ACCIDENTE. El 27 de noviembre de 1983, a las 01’06 horas, un Boeing 747 de la compañía colombiana Avianca, procedente del aeropuerto Charles de Gaulle de París, se estrelló en Mejorada del Campo, a 29 kilómetros de Madrid, cuando se disponía a aterrizar en el aeropuerto de Barajas para, más tarde, continuar camino hasta Bogotá.
La aeronave, con el tren de aterrizaje ya desplegado, volaba en ese momento a 239 kilómetros por hora y sufrió tres impactos contra el suelo, el tercero de los cuales provocó un incendio instantáneo y decisivo. Fallecieron 181 personas y sobrevivieron once. El capitán llevaba 35 años empleado en Avianca y tenía más de 22.000 horas de vuelo.
Un minucioso informe dictaminó que tanto él como la tripulación de cabina cometieron errores en el último tramo del vuelo y en su aproximación al aeropuerto madrileño. Los fallecidos tenían 28 nacionalidades distintas. Junto a la reputada pianista barcelonesa Rosa Sabater, murieron cuatro muy relevantes escritores latinoamericanos de cuatro países distintos: el crítico uruguayo Ángel Rama; su esposa, la escritora argentina Marta Traba; el poeta y novelista peruano Manuel Scorza y el dramaturgo y novelista mexicano Jorge Ibargüengoitia.
Ibargüengoitia provoca la risa sin dificultad y no deja títere con cabeza
Todos ellos se dirigían a Bogotá, convocados por Gabriel García Márquez, para participar en el Primer Encuentro de Cultura Hispanoamericana. Se supo después que tanto Rama como Ibargüengoitia habían tomado la decisión de no acudir a ese encuentro, pero en el último momento cambiaron de opinión.
ASESINATOS. Jorge Ibargüengoitia (1928-1983) se convirtió en uno de mis escritores favoritos desde que leí Las muertas (1977), basada en un hecho real, la abracadabrante y negrísima historia de dos hermanas propietarias de tres burdeles y responsables de los asesinatos de varias prostitutas.
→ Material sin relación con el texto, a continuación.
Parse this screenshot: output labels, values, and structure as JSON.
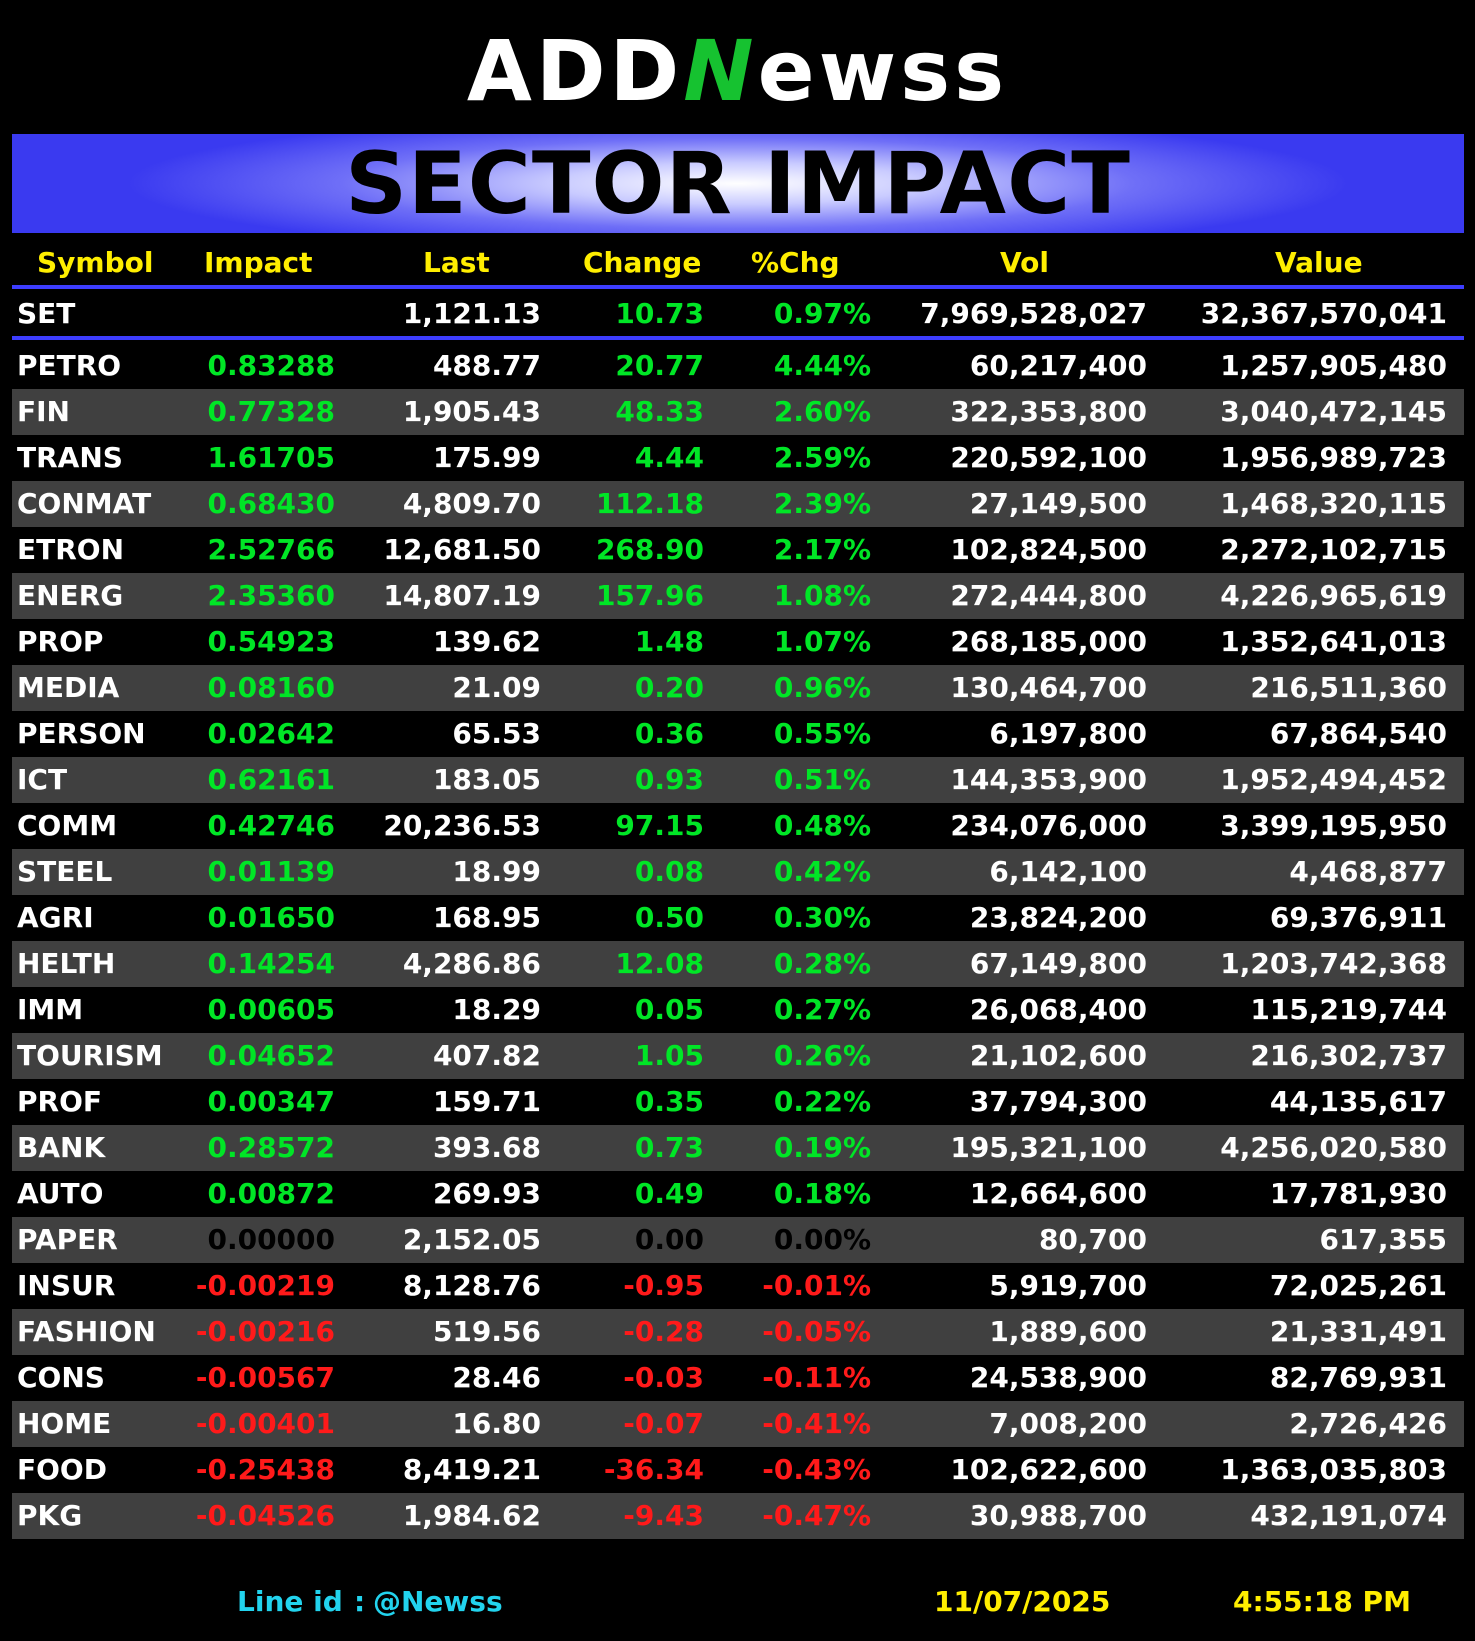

Ahí desplegó Ibargüengoitia, como siempre haría, un brutal retrato social y político, servido con una prosa riquísima y precisa y sazonado en cada línea con un humor que, sin renunciar a la fina ironía, recorre todos los implacables registros de la parodia, la sátira, la farsa y el sarcasmo.
[Vargas Llosa se despide de ustedes]
Ibargüengoitia provoca la risa sin dificultad y, emparentado con la estética deformante del esperpento y con el sardonismo británico, no deja títere con cabeza. Este mismo verano, y en busca de sus propiedades terapéuticas, volví a leer, como conté aquí mismo de corrido, Los pasos de López (1982), feroz charlotada sobre un atrabiliario grupo de conspiradores durante un episodio de la Guerra de la Independencia mexicana.
Bisnieto por parte de madre de un importante político y militar, Ibargüengoitia ya les sacudió duro a los militares en su primera novela, Los relámpagos de agosto (1964), ambientada en el México revolucionario. Tener tan poco miramiento con los héroes y con los hitos fundacionales de la nación, le costó a Ibargüengoitia el rechazo de ciertos círculos de su país, pero siempre tuvo el favor de los lectores, sensibles a su humor desenfrenado, pero muy elaborado, humor que motivó el desdén de algunos críticos y colegas circunspectos. Ibargüengoitia dijo: “Quien creyó que todo lo que dije fue en serio, es un cándido, y quien creyó que todo fue en broma, es un imbécil”.
ARTÍCULOS. Ni cándidos ni imbéciles, Juan Villoro y Javier Marías lo admiraron sin restricciones. El primero prologó e hizo la edición de Revolución en el jardín (2008), una amplia y divertida selección de artículos de Ibargüengotia que el segundo publicó en su editorial Reino de Redonda.
Desentendido del teatro, porque las cosas no le salieron como él esperaba, Ibargüengoitia, apoyado en su última etapa por Octavio Paz, fue un sagaz croniqueur y un afiladísimo observador de lo cotidiano, con una malicia heredada, venía a decir él, de sus tías. En el citado prólogo, Juan Villoro señala que Ibargüengoitia recurrió en sus escritos a “la ética del disparate” y a “la risa como tribunal supremo de la inteligencia”. Pas mal.